Invece, hanno sviluppato un algoritmo in grado di ricreare i dati a cui è stato esposto un modello addestrato da invertendo i passaggi che il modello attraversa durante il trattamento di tali dati. Prendi una rete di riconoscimento delle immagini addestrata: per identificare cosa c’è in un’immagine, la rete la fa passare attraverso una serie di strati di neuroni artificiali, con ogni strato che estrae diversi livelli di informazioni, dai bordi astratti, alle forme, alle caratteristiche più riconoscibili.
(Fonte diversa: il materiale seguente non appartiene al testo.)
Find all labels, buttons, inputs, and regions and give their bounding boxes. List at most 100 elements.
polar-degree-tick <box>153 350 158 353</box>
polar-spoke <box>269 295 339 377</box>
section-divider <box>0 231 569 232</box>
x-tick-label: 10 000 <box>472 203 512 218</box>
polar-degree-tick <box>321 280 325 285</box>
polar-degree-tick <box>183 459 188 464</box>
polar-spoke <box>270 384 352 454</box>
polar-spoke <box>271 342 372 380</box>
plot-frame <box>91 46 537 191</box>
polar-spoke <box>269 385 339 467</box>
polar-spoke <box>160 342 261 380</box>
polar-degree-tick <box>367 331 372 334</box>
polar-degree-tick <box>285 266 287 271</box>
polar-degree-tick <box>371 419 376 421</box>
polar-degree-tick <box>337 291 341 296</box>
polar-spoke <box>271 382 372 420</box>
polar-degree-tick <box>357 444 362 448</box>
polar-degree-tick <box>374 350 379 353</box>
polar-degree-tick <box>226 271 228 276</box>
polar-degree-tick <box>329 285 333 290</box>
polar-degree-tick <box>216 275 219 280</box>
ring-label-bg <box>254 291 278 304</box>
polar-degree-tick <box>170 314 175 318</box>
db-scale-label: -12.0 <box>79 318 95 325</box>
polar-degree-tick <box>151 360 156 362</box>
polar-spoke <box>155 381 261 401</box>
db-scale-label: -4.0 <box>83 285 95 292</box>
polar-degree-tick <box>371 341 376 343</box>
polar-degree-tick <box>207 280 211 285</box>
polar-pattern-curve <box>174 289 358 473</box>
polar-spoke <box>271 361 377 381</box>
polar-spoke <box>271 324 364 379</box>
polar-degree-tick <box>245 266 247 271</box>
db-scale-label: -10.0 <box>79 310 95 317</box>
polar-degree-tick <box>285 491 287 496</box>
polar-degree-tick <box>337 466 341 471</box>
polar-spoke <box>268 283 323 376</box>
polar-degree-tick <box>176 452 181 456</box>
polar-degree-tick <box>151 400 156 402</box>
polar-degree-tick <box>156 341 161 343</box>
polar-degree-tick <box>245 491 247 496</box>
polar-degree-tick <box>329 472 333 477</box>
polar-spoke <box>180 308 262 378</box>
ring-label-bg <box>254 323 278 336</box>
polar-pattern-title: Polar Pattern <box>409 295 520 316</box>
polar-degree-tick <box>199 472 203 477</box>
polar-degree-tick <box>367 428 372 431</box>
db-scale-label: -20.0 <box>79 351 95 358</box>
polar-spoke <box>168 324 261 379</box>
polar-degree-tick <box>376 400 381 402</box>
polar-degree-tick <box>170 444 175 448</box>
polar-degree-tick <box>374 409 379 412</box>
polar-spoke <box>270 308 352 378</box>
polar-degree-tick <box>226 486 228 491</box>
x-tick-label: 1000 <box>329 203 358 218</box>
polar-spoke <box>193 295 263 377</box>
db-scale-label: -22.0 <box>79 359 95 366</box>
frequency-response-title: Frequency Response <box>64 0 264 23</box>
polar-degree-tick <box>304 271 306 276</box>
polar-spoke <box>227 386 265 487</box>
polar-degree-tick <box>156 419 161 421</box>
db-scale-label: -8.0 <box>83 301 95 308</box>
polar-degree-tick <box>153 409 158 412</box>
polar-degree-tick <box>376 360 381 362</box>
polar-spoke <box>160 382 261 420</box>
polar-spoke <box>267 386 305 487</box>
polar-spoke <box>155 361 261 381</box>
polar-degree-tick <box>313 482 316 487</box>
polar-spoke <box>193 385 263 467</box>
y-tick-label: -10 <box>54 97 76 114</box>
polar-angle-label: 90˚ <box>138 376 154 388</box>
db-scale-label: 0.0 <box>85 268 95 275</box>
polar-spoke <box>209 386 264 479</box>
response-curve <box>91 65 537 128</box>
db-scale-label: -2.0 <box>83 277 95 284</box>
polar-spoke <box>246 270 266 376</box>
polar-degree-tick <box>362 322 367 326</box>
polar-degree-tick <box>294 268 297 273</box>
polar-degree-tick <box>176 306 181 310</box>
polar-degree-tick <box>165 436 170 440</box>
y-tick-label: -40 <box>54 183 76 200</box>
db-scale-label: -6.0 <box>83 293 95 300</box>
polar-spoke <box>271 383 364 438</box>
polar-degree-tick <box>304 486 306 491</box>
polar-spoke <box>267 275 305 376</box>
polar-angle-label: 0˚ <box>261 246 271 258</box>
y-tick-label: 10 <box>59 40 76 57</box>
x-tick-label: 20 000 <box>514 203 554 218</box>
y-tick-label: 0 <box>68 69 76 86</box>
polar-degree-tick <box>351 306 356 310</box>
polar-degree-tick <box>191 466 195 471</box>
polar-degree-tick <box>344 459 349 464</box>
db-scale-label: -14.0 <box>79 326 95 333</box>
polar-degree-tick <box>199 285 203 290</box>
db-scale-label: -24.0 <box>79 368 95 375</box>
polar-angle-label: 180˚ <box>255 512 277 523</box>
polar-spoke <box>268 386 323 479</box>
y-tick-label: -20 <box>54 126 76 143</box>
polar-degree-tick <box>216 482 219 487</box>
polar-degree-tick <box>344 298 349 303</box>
Il team di Kautz ha scoperto che potevano interrompere un modello nel mezzo di questi passaggi e invertire la sua direzione, ricreando l’immagine di input dai dati interni del modello. Hanno testato la tecnica su una varietà di modelli comuni di riconoscimento delle immagini e GAN. In un test, hanno dimostrato di poter ricreare accuratamente le immagini da ImageNet, uno dei set di dati di riconoscimento delle immagini più conosciuti.

Immagini da ImageNet (in alto) insieme a ricreazioni di quelle immagini realizzate riavvolgendo un modello addestrato su ImageNet (in basso)

Come il lavoro di Webster, le immagini ricreate assomigliano molto a quelle reali. “Siamo rimasti sorpresi dalla qualità finale”, afferma Kautz.

I ricercatori sostengono che questo tipo di attacco non è semplicemente ipotetico. Gli smartphone e altri piccoli dispositivi stanno iniziando a utilizzare più AI. A causa dei limiti di batteria e memoria, i modelli di intelligenza artificiale a volte vengono elaborati solo a metà sul dispositivo stesso e il modello semieseguito viene inviato al cloud per l’elaborazione finale, un approccio noto come split computing. La maggior parte dei ricercatori presume che lo split computing non rivelerà alcun dato privato dal telefono di una persona perché viene condiviso solo il modello di intelligenza artificiale, afferma Kautz. Ma il suo attacco mostra che non è così.

Kautz e i suoi colleghi stanno ora lavorando per trovare modi per impedire ai modelli di perdere dati privati. Volevamo capire i rischi in modo da poter ridurre al minimo le vulnerabilità, dice.

Anche se usano tecniche molto diverse, pensa che il suo lavoro e quello di Webster si completino a vicenda. Il team di Webster ha mostrato che i dati privati ​​possono essere trovati nell’output di un modello; Il team di Kautz ha mostrato che i dati privati ​​possono essere rivelati andando al contrario, ricreando l’input. “Esplorare entrambe le direzioni è importante per comprendere meglio come prevenire gli attacchi”, afferma Kautz.